Undecided Sen. Ron Johnson outpaces Democrats in fundraising

FILE - In this March 3, 2021 file photo, Sen. Ron Johnson, R-Wis., speaks at the U.S. Capitol in Washington. Johnson, questioned the need for widespread COVID-19 vaccinations, saying in a radio interview "what do you care if your neighbor has one or not?" Johnson, who has no medical expertise or background, made the comments Thursday, April 22, during an interview with conservative talk radio host Vicki McKenna. (Greg Nash/Pool via AP, File)

MADISON, Wis. — Republican U.S. Sen. Ron Johnson raised more money in the last three months than all of the announced Democratic candidates seeking to take him on, even though the two-term incumbent has yet to announce whether he’s seeking reelection in 2022.

Johnson raised $1.2 million between April and June and had $1.7 million cash on hand heading into July, according to his latest campaign finance filing submitted Thursday.

Johnson has repeatedly said he feels no pressure to announce his intentions on seeking a third term any time soon. But his fundraising shows that should he decide to get in, he will be starting from a strong position.

Alex Lasry, on leave as an executive with the Milwaukee Bucks, led the Democratic field, raising $1 million over the period with more than $1 million cash on hand. State Treasurer Sarah Godlewski, who got into the race in mid-April, raised $513,000, which included $45,000 of her own money.

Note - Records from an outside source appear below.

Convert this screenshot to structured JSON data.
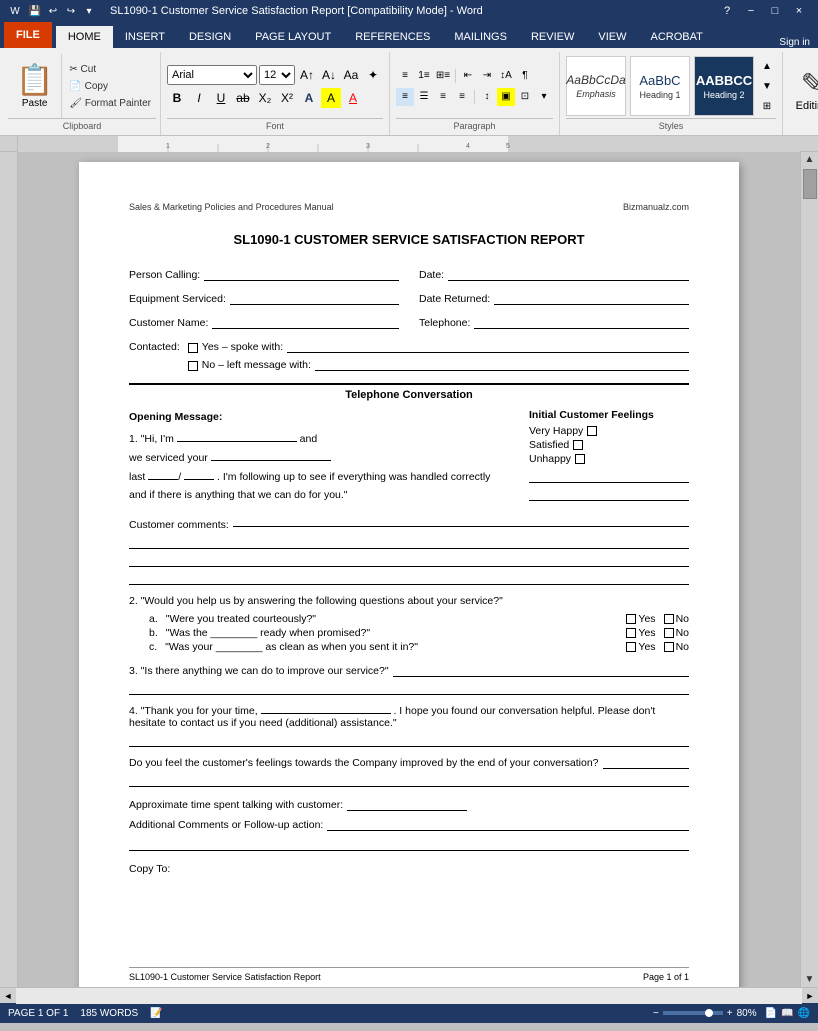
{
  "titleBar": {
    "title": "SL1090-1 Customer Service Satisfaction Report [Compatibility Mode] - Word",
    "helpIcon": "?",
    "controls": [
      "−",
      "□",
      "×"
    ]
  },
  "quickAccess": [
    "save",
    "undo",
    "redo",
    "customize"
  ],
  "tabs": [
    {
      "label": "FILE",
      "type": "file"
    },
    {
      "label": "HOME",
      "active": true
    },
    {
      "label": "INSERT"
    },
    {
      "label": "DESIGN"
    },
    {
      "label": "PAGE LAYOUT"
    },
    {
      "label": "REFERENCES"
    },
    {
      "label": "MAILINGS"
    },
    {
      "label": "REVIEW"
    },
    {
      "label": "VIEW"
    },
    {
      "label": "ACROBAT"
    }
  ],
  "ribbon": {
    "clipboard": {
      "label": "Clipboard",
      "paste": "Paste",
      "cut": "Cut",
      "copy": "Copy",
      "painter": "Format Painter"
    },
    "font": {
      "label": "Font",
      "name": "Arial",
      "size": "12",
      "buttons": [
        "B",
        "I",
        "U",
        "ab",
        "X₂",
        "X²",
        "A",
        "A"
      ]
    },
    "paragraph": {
      "label": "Paragraph"
    },
    "styles": {
      "label": "Styles",
      "items": [
        {
          "sample": "AaBbCcDa",
          "label": "Emphasis",
          "style": "emphasis"
        },
        {
          "sample": "AaBbC",
          "label": "Heading 1",
          "style": "heading1"
        },
        {
          "sample": "AABBCC",
          "label": "Heading 2",
          "style": "heading2"
        }
      ]
    },
    "editing": {
      "label": "Editing",
      "icon": "✎"
    }
  },
  "document": {
    "header": {
      "left": "Sales & Marketing Policies and Procedures Manual",
      "right": "Bizmanualz.com"
    },
    "title": "SL1090-1 CUSTOMER SERVICE SATISFACTION REPORT",
    "fields": {
      "personCalling": "Person Calling:",
      "date": "Date:",
      "equipmentServiced": "Equipment Serviced:",
      "dateReturned": "Date Returned:",
      "customerName": "Customer Name:",
      "telephone": "Telephone:",
      "contacted": "Contacted:",
      "yesOption": "Yes – spoke with:",
      "noOption": "No – left message with:"
    },
    "section": "Telephone Conversation",
    "openingMessage": {
      "label": "Opening Message:",
      "text1": "1. \"Hi, I'm",
      "and": "and",
      "text2": "we serviced your",
      "text3": "last",
      "slash1": "/",
      "slash2": "/",
      "text4": ". I'm following up to see if everything was handled correctly and if there is anything that we can do for you.\""
    },
    "initialFeelings": {
      "title": "Initial Customer Feelings",
      "options": [
        "Very Happy",
        "Satisfied",
        "Unhappy"
      ]
    },
    "customerComments": "Customer comments:",
    "question2": {
      "label": "2. \"Would you help us by answering the following questions about your service?\"",
      "subQuestions": [
        {
          "letter": "a.",
          "text": "\"Were you treated courteously?\""
        },
        {
          "letter": "b.",
          "text": "\"Was the ________ ready when promised?\""
        },
        {
          "letter": "c.",
          "text": "\"Was your ________ as clean as when you sent it in?\""
        }
      ],
      "yesLabel": "Yes",
      "noLabel": "No"
    },
    "question3": {
      "label": "3. \"Is there anything we can do to improve our service?\""
    },
    "question4": {
      "label": "4. \"Thank you for your time,",
      "text": ". I hope you found our conversation helpful. Please don't hesitate to contact us if you need (additional) assistance.\""
    },
    "doYouFeel": "Do you feel the customer's feelings towards the Company improved by the end of your conversation?",
    "approxTime": "Approximate time spent talking with customer:",
    "additionalComments": "Additional Comments or Follow-up action:",
    "copyTo": "Copy To:",
    "footer": {
      "left": "SL1090-1 Customer Service Satisfaction Report",
      "right": "Page 1 of 1"
    }
  },
  "statusBar": {
    "page": "PAGE 1 OF 1",
    "words": "185 WORDS",
    "zoom": "80%"
  }
}
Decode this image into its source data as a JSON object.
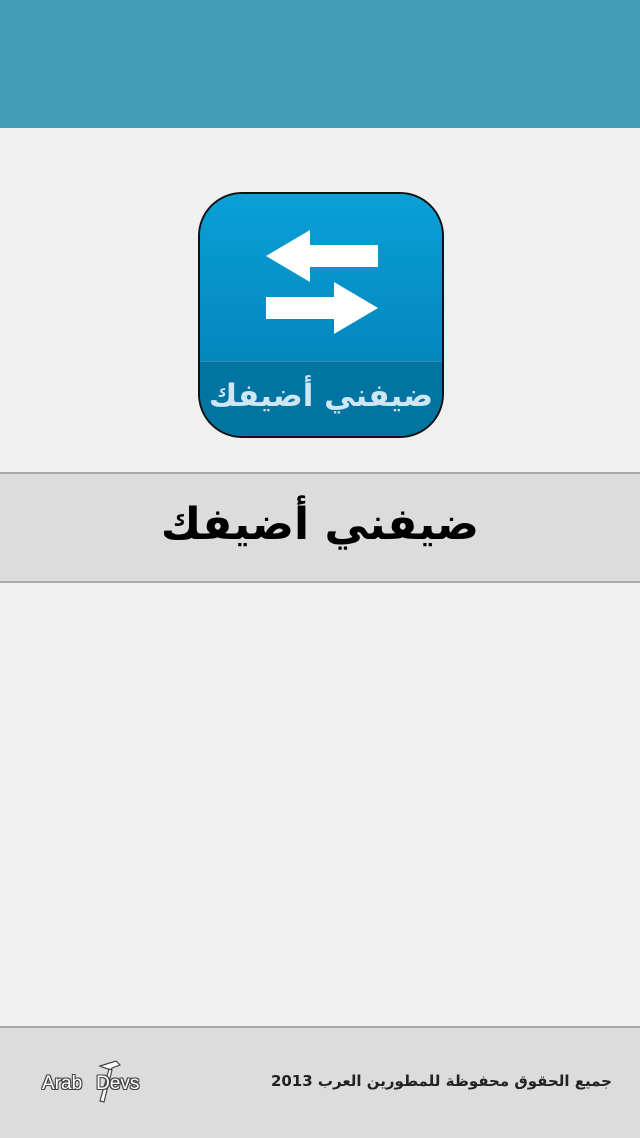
{
  "header": {
    "background_color": "#429cb8"
  },
  "app_icon": {
    "icon": "swap-arrows-icon",
    "label": "ضيفني أضيفك",
    "colors": {
      "upper": "#0aa0d6",
      "lower": "#0174a2",
      "arrows": "#ffffff"
    }
  },
  "title": {
    "text": "ضيفني أضيفك"
  },
  "footer": {
    "copyright": "جميع الحقوق محفوظة للمطورين العرب 2013",
    "logo": {
      "word_left": "Arab",
      "word_right": "Devs",
      "icon": "hammer-icon"
    }
  }
}
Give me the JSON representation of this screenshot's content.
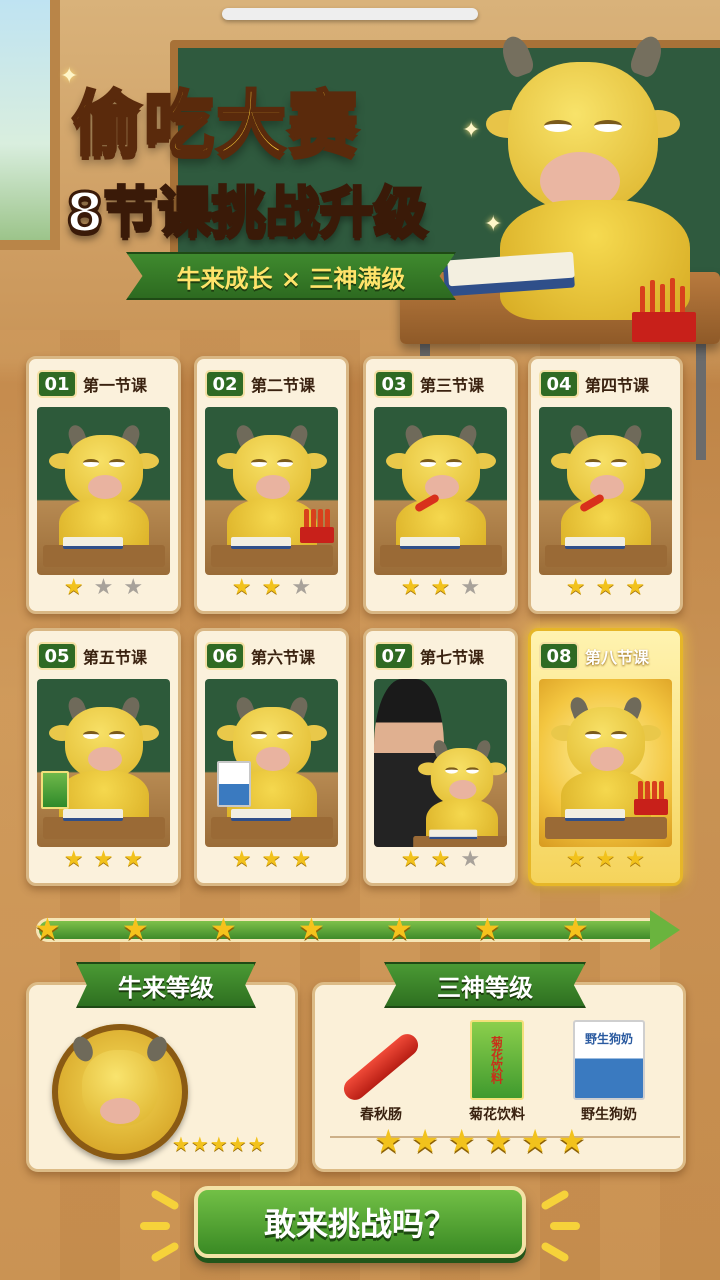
{
  "title": {
    "main": "偷吃大赛",
    "sub": "8节课挑战升级",
    "ribbon": "牛来成长 × 三神满级"
  },
  "lessons": [
    {
      "num": "01",
      "label": "第一节课",
      "stars": 1,
      "max_stars": 3,
      "props": "none"
    },
    {
      "num": "02",
      "label": "第二节课",
      "stars": 2,
      "max_stars": 3,
      "props": "fries"
    },
    {
      "num": "03",
      "label": "第三节课",
      "stars": 2,
      "max_stars": 3,
      "props": "sausage"
    },
    {
      "num": "04",
      "label": "第四节课",
      "stars": 3,
      "max_stars": 3,
      "props": "sausage"
    },
    {
      "num": "05",
      "label": "第五节课",
      "stars": 3,
      "max_stars": 3,
      "props": "juice"
    },
    {
      "num": "06",
      "label": "第六节课",
      "stars": 3,
      "max_stars": 3,
      "props": "milk"
    },
    {
      "num": "07",
      "label": "第七节课",
      "stars": 2,
      "max_stars": 3,
      "props": "teacher"
    },
    {
      "num": "08",
      "label": "第八节课",
      "stars": 3,
      "max_stars": 3,
      "props": "fries",
      "highlight": true
    }
  ],
  "progress": {
    "star_count": 7
  },
  "niulai_level": {
    "label": "牛来等级",
    "stars": "★★★★★"
  },
  "sanshen_level": {
    "label": "三神等级",
    "items": [
      {
        "name": "春秋肠",
        "icon": "sausage-icon"
      },
      {
        "name": "菊花饮料",
        "icon": "chrysanthemum-drink-icon",
        "pack_text": "菊花饮料"
      },
      {
        "name": "野生狗奶",
        "icon": "wild-dog-milk-icon",
        "pack_text": "野生狗奶"
      }
    ],
    "stars": "★★★★★★"
  },
  "cta": {
    "label": "敢来挑战吗？"
  },
  "colors": {
    "accent_green": "#3a8a24",
    "star_gold": "#f2c21c",
    "title_yellow": "#ffd23a"
  }
}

She was endorsed by EMILY’s List, a group that backs women candidates who support abortion rights, the day before the reporting period ended.

Outagamie County Executive Tom Nelson, the first Democrat to get into the race, raised nearly $240,000 and had $406,000 cash on hand.

Wausau radiologist Gillian Battino raised $100,000, which included a $70,000 loan she made to the campaign. Batrino had $34,000 cash on hand.

Adam Murphy, a business consultant from Franklin, put $100,000 into his campaign.

Democratic state Sen. Chris Larson, of Milwaukee, raised about $51,000 over the period, and had just over $20,000 cash on hand.

Steven Olikara, founder and former chief executive of Millennial Action Project, is considering running and his exploratory committee raised $61,000 and had $55,000 cash on hand.

Milwaukee attorney Peter Peckarsky is also running as Democrat but joined the race after the reporting period. Lt. Gov. Mandela Barnes is expected to announce his candidacy soon.